Volkswagen Could Start Selling Skoda Cars in the U.S.


Copyright © 2016 Bold Ride LLC.

While the Skoda brand name of automobiles may be fairly unknown in the United States, according to a new report, the Czech automobile manufacturer and division of Volkswagen Group could be the newest automaker to open its doors in the USA.  The only question is, will it?

According to trade publication Automotive News, a Skoda spokesperson has confirmed to the outlet that the Czech automaker is investigating entry into other world markets outside of Europe, “that includes North America.”

While this wouldn’t be the first time a Skoda has been sold on these shores (a small number were imported to the US in the 1950s), it would mark a pivotal moment for one of Europe’s fastest growing manufacturers and a potential respite for parent company Volkswagen, which remains entrenched in its US diesel emissions scandal.


Since 1991, VW Group has owned the 121-year-old Czech automaker, and in the past two and a half decades Skoda has increasingly gained praise for remarkable build quality and customer satisfaction. In its world markets, Skoda vehicles are marketed at a price point below comparable Volkswagens, however all share their platforms with other VW Group automobiles.

It is worth noting that while both the United States and Canada adhere to similar and very strict vehicle safety standards, North America also includes Mexico, which meets a separate set of regulations. As such, many global car models and even some entire brands are sold in Mexico though not north of the border, including Peugeot, Renault, and SEAT vehicles, for example.

Considering the high cost of meeting US federal vehicle safety standards, this could mean Skoda vehicles may sell in Mexico, but not the United States or Canada.


Interestingly though, last month Skoda filed trademarks for three of its best selling vehicles with the United States Patent and Trademark Office, the Skoda Superb, Octavia, and Yeti crossover.

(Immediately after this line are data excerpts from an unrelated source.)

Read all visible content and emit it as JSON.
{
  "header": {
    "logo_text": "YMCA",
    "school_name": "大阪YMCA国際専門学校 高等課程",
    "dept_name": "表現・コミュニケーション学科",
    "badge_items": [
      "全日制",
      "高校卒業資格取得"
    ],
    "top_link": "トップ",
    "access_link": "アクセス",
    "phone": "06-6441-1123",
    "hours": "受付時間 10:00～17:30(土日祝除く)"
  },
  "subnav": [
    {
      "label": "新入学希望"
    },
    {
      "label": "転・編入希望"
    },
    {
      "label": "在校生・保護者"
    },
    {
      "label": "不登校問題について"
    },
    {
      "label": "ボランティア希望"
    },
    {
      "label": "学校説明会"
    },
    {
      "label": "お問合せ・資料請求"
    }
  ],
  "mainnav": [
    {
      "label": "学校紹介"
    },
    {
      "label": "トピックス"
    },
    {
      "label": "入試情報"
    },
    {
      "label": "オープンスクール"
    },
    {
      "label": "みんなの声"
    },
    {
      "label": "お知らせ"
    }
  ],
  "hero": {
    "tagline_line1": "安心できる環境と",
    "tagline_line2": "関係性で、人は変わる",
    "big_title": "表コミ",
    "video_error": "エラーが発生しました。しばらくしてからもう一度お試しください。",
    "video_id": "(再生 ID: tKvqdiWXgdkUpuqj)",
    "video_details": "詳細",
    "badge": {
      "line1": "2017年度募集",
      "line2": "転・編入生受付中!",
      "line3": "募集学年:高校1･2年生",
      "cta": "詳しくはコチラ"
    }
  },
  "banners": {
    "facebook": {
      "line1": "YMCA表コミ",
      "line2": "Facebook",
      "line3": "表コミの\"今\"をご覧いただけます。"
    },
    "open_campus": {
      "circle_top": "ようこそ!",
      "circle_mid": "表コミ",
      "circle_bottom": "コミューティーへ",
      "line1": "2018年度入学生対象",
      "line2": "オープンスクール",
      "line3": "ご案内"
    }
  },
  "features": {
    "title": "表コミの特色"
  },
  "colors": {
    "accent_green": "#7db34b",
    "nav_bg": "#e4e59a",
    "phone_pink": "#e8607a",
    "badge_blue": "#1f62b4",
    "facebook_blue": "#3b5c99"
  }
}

A fourth vehicle, the new Kodiaq SUV, would seem ideal for the US market, though no trademarks for that model have surfaced yet.
Thus far, Skoda is performing quite well for 2016, having delivered 276,600 vehicles globally in the year’s first quarter, bringing total revenue up 6.4 percent to €3.3 billion and operating profits up 30 percent to €315 million.

No decisions have reportedly been made yet regarding Skoda’s North American market entry though.